Reviewing the new Kayo Dot was a nice try in getting overdue stuff done, but there's one album which I already own significantly longer. And it somehow feels like the Yin to Toby Driver's nightmarish Yang.
HENRIK LINDSTRAND - Space Between (LP) (2025)
When you write about music there's often a sweet spot, when something still feels very fresh and you've listened to it just often enough, so that half of the review is already in your head and only needs to be put down. Yet when I miss this point, because there's just not enough time right then, I begin to lose the perfect (yeah, sure Stephan!) text and it becomes one of those impossible tasks you postpone in favor of other things over and over again.
Of course this pattern of behaviour is stupid, especially when the release in question is one I wouldn't write a thousand pages thick novels about anyway. Because even though Henrik Lindstrand's "Space Between" starts with a track called "The World Is Big", it actually isn't an intimidating, monolithically huge work.
The reason my mind is pairing it with "Every Rock, Every Half-Truth Under Reason" is that listening to Kayo Dot's album late in the night before going to sleep can possible cause a very unrelaxing sleep. "Space Between" however is a quietly contemplative experience that will just do the exact oppsite.
Of course that could have been the setup to reveal that Lindstrand has turned to coma-inducing, boring elevator music, but no, thankfully that's not the case. There is a stylistic shift in comparison to the chamber orchestral predecessor "Klangland" though. While the emotional, yet never kitschy compositions are still carried by himself on piano or organ with subtle string additions, there are other instruments involved, of which especially the drums on several tracks, but also the saxophone on "Gordo" take the music out of the Contemporary Classical world into at least glimpses of the realm of smooth-jazzy Post Rock.
The rare musical quality which the Swedish/Danish composer had already mastered in the past however, still remains one of his greatest strengths: The scale is impressively adaptive.
What I mean by that is also reflected in the sweet little comic strip inside the gatefold cover of the record, which can be read as a light metaphor on inspiration in one's daily life - as well as a deeply existential philosophic pondering.
So the meaning of this music is as big as you make it. The "Space Between" the small intimate, seemingly unimportant, and the huge defining questions and struggles - it's completely determined by the listener.
And the album won't judge your interpretation. It's absolutely fine with just being a tool for you to wind down at the end of a stressful day. But it will also keep up with you if you hear the echoes of either your greater joys or profound pain and anxieties in it.
A beautiful and thoughtful work with universal artistic applicableness.
And as if I had planned to wait so long with this review Henrik Lindstrand has just now released an extended version, which beside the reworked song "Neon Carousel", which had already been a digital bonus of the original release, also includes live renditions of "In Churches" and the title track.
Of course this pattern of behaviour is stupid, especially when the release in question is one I wouldn't write a thousand pages thick novels about anyway. Because even though Henrik Lindstrand's "Space Between" starts with a track called "The World Is Big", it actually isn't an intimidating, monolithically huge work.
The reason my mind is pairing it with "Every Rock, Every Half-Truth Under Reason" is that listening to Kayo Dot's album late in the night before going to sleep can possible cause a very unrelaxing sleep. "Space Between" however is a quietly contemplative experience that will just do the exact oppsite.

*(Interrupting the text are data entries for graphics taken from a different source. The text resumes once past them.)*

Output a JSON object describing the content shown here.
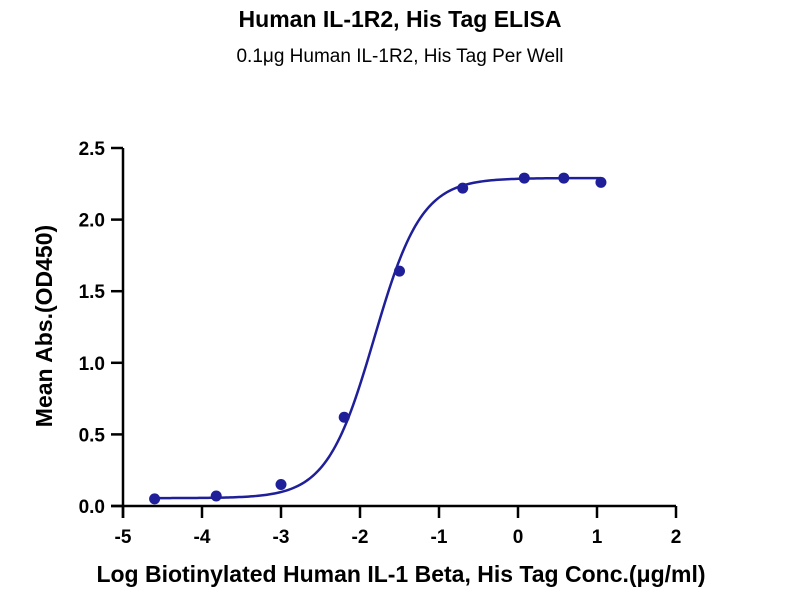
{
  "chart_data": {
    "type": "scatter",
    "title": "Human IL-1R2, His Tag ELISA",
    "subtitle": "0.1μg Human IL-1R2, His Tag Per Well",
    "xlabel": "Log Biotinylated Human IL-1 Beta, His Tag Conc.(μg/ml)",
    "ylabel": "Mean Abs.(OD450)",
    "xlim": [
      -5,
      2
    ],
    "ylim": [
      0,
      2.5
    ],
    "x_ticks": [
      "-5",
      "-4",
      "-3",
      "-2",
      "-1",
      "0",
      "1",
      "2"
    ],
    "y_ticks": [
      "0.0",
      "0.5",
      "1.0",
      "1.5",
      "2.0",
      "2.5"
    ],
    "grid": false,
    "series": [
      {
        "color": "#1f1f99",
        "x": [
          -4.6,
          -3.82,
          -3.0,
          -2.2,
          -1.5,
          -0.7,
          0.08,
          0.58,
          1.05
        ],
        "y": [
          0.05,
          0.07,
          0.15,
          0.62,
          1.64,
          2.22,
          2.29,
          2.29,
          2.26
        ]
      }
    ],
    "fit_curve": {
      "bottom": 0.055,
      "top": 2.29,
      "log_ec50": -1.82,
      "hill_slope": 1.45,
      "color": "#1f1f99"
    }
  }
}
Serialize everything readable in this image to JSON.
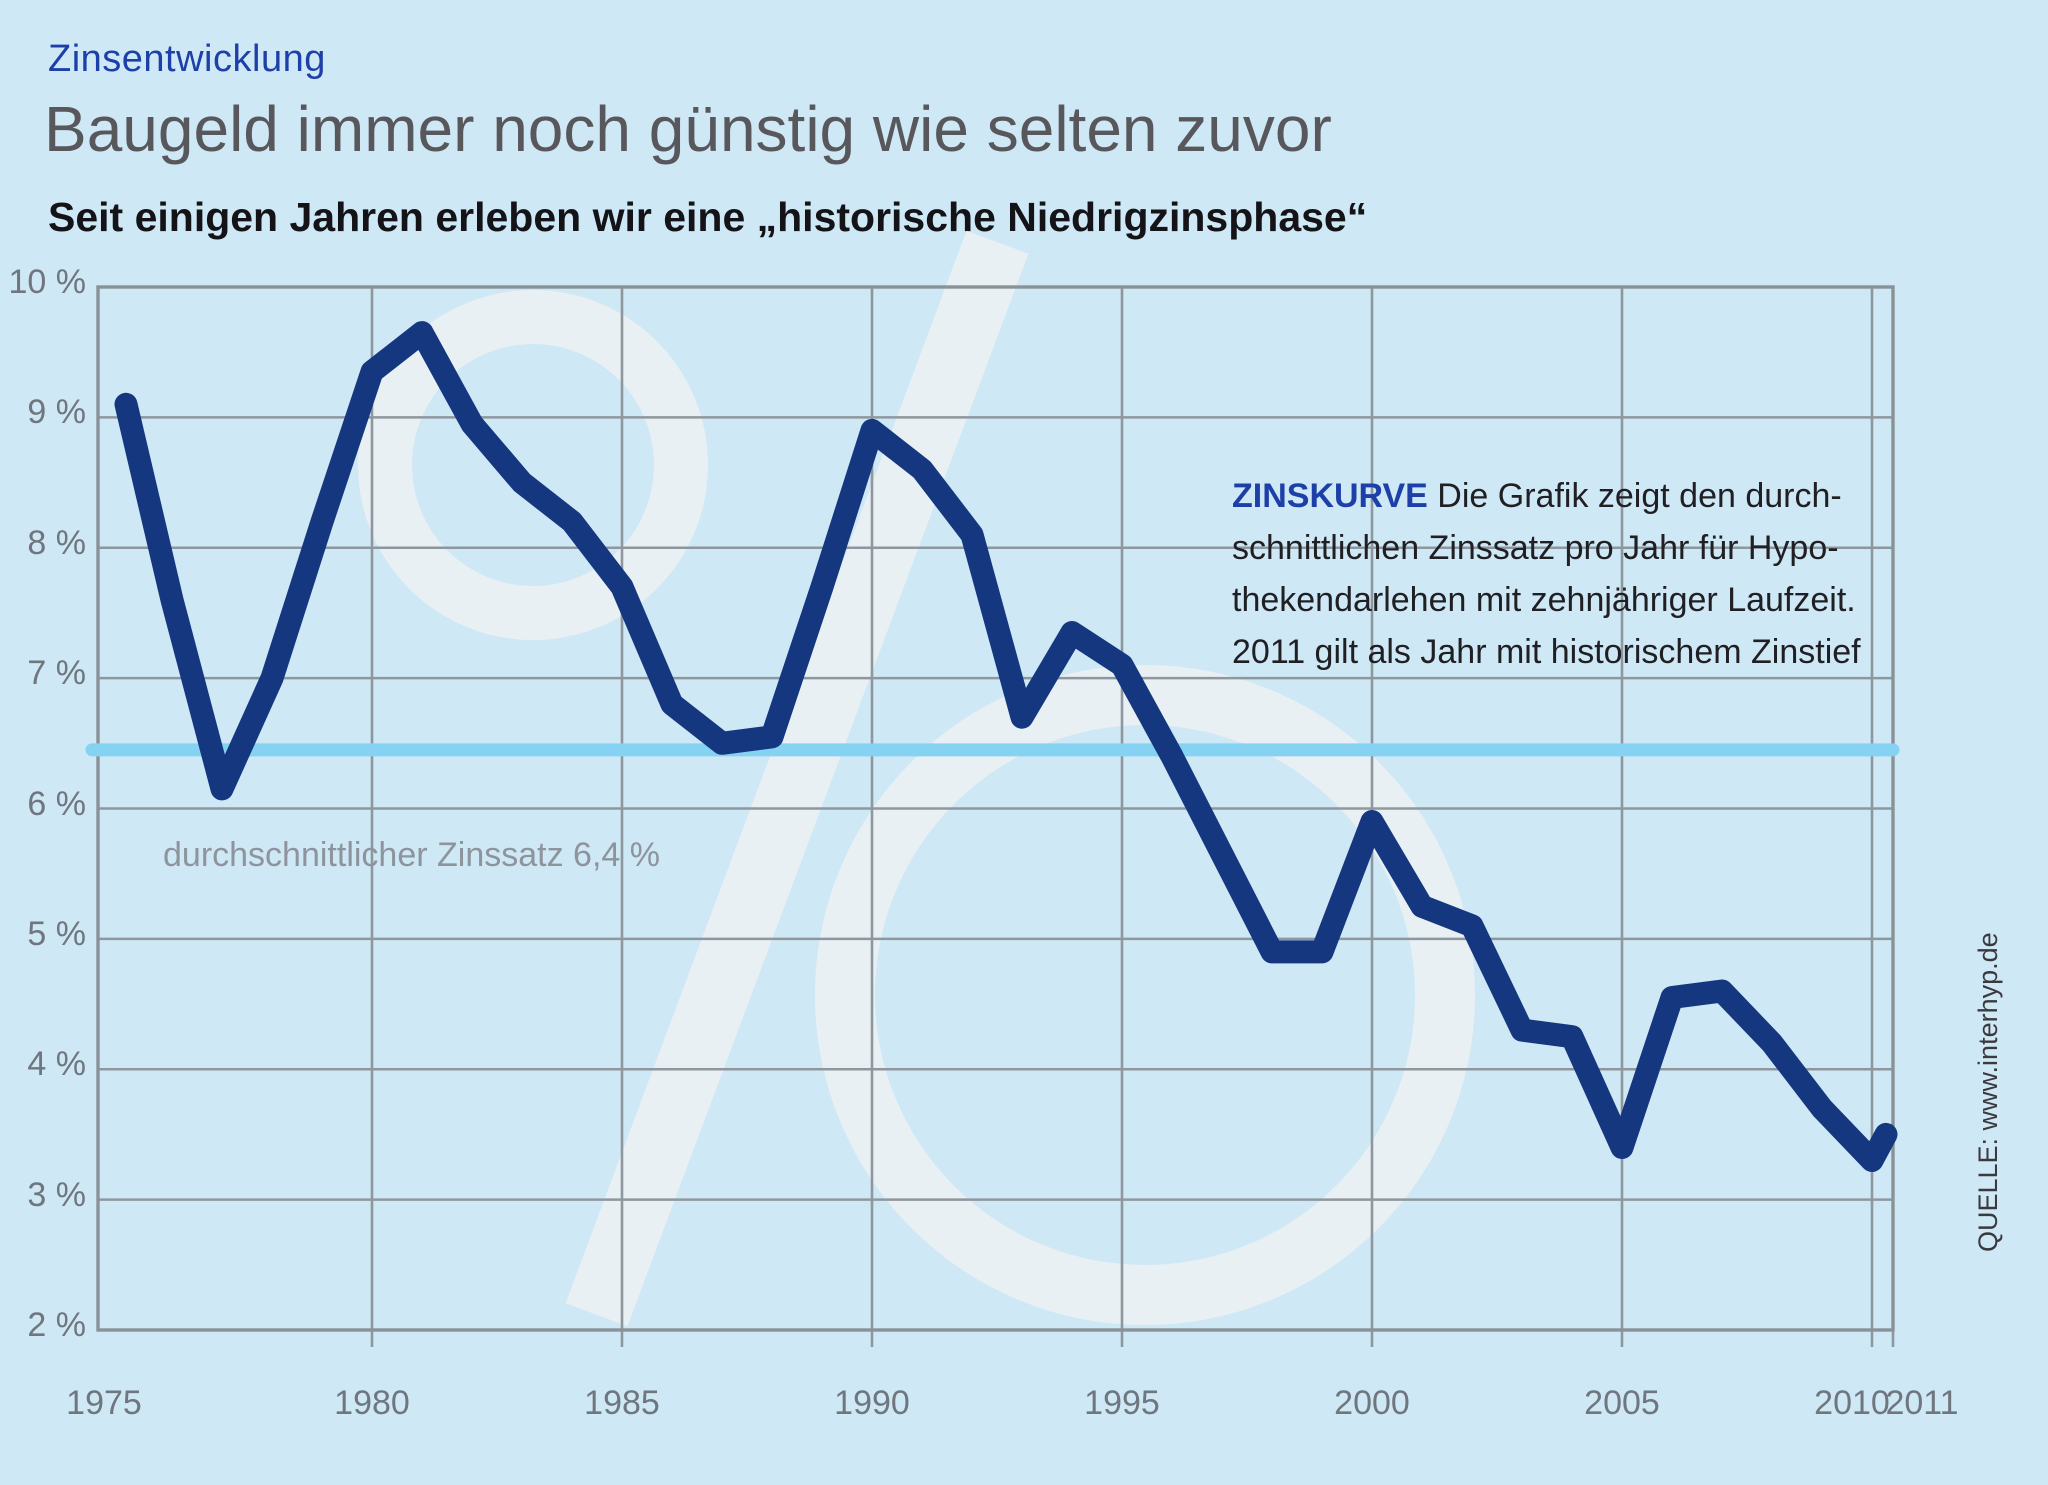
{
  "header": {
    "kicker": "Zinsentwicklung",
    "title": "Baugeld immer noch günstig wie selten zuvor",
    "subtitle": "Seit einigen Jahren erleben wir eine „historische Niedrigzinsphase“"
  },
  "annotation": {
    "label": "ZINSKURVE",
    "line1": " Die Grafik zeigt den durch-",
    "line2": "schnittlichen Zinssatz pro Jahr für Hypo-",
    "line3": "thekendarlehen mit zehnjähriger Laufzeit.",
    "line4": "2011 gilt als Jahr mit historischem Zinstief"
  },
  "average_line": {
    "label": "durchschnittlicher Zinssatz 6,4 %",
    "value_pct": 6.45
  },
  "source": {
    "label": "QUELLE: www.interhyp.de"
  },
  "colors": {
    "background": "#cfe8f6",
    "line": "#14377f",
    "average_line": "#85d2f2",
    "grid": "#8f979e",
    "frame": "#8a9299",
    "accent_blue": "#1d3fa8",
    "watermark": "#ecf0f3"
  },
  "chart_data": {
    "type": "line",
    "title": "Baugeld immer noch günstig wie selten zuvor",
    "x": [
      1975,
      1976,
      1977,
      1978,
      1979,
      1980,
      1981,
      1982,
      1983,
      1984,
      1985,
      1986,
      1987,
      1988,
      1989,
      1990,
      1991,
      1992,
      1993,
      1994,
      1995,
      1996,
      1997,
      1998,
      1999,
      2000,
      2001,
      2002,
      2003,
      2004,
      2005,
      2006,
      2007,
      2008,
      2009,
      2010,
      2011
    ],
    "series": [
      {
        "name": "Zinssatz",
        "values": [
          9.1,
          7.6,
          6.15,
          7.0,
          8.2,
          9.35,
          9.65,
          8.95,
          8.5,
          8.2,
          7.7,
          6.8,
          6.5,
          6.55,
          7.7,
          8.9,
          8.6,
          8.1,
          6.7,
          7.35,
          7.1,
          6.4,
          5.65,
          4.9,
          4.9,
          5.9,
          5.25,
          5.1,
          4.3,
          4.25,
          3.4,
          4.55,
          4.6,
          4.2,
          3.7,
          3.3,
          3.5
        ]
      }
    ],
    "average": 6.4,
    "ylim": [
      2,
      10
    ],
    "xlabel": "",
    "ylabel": "",
    "grid": true,
    "legend": false,
    "y_ticks": [
      "10 %",
      "9 %",
      "8 %",
      "7 %",
      "6 %",
      "5 %",
      "4 %",
      "3 %",
      "2 %"
    ],
    "y_tick_values": [
      10,
      9,
      8,
      7,
      6,
      5,
      4,
      3,
      2
    ],
    "x_ticks": [
      "1975",
      "1980",
      "1985",
      "1990",
      "1995",
      "2000",
      "2005",
      "2010",
      "2011"
    ]
  }
}
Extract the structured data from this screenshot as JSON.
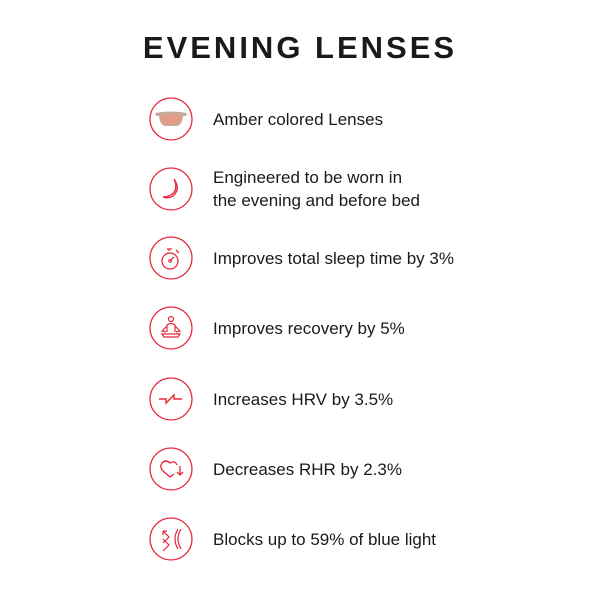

Of course that could have been the setup to reveal that Lindstrand has turned to coma-inducing, boring elevator music, but no, thankfully that's not the case. There is a stylistic shift in comparison to the chamber orchestral predecessor "Klangland" though. While the emotional, yet never kitschy compositions are still carried by himself on piano or organ with subtle string additions, there are other instruments involved, of which especially the drums on several tracks, but also the saxophone on "Gordo" take the music out of the Contemporary Classical world into at least glimpses of the realm of smooth-jazzy Post Rock.
The rare musical quality which the Swedish/Danish composer had already mastered in the past however, still remains one of his greatest strengths: The scale is impressively adaptive.
What I mean by that is also reflected in the sweet little comic strip inside the gatefold cover of the record, which can be read as a light metaphor on inspiration in one's daily life - as well as a deeply existential philosophic pondering.
So the meaning of this music is as big as you make it. The "Space Between" the small intimate, seemingly unimportant, and the huge defining questions and struggles - it's completely determined by the listener.
And the album won't judge your interpretation. It's absolutely fine with just being a tool for you to wind down at the end of a stressful day. But it will also keep up with you if you hear the echoes of either your greater joys or profound pain and anxieties in it.
A beautiful and thoughtful work with universal artistic applicableness.
And as if I had planned to wait so long with this review Henrik Lindstrand has just now released an extended version, which beside the reworked song "Neon Carousel", which had already been a digital bonus of the original release, also includes live renditions of "In Churches" and the title track.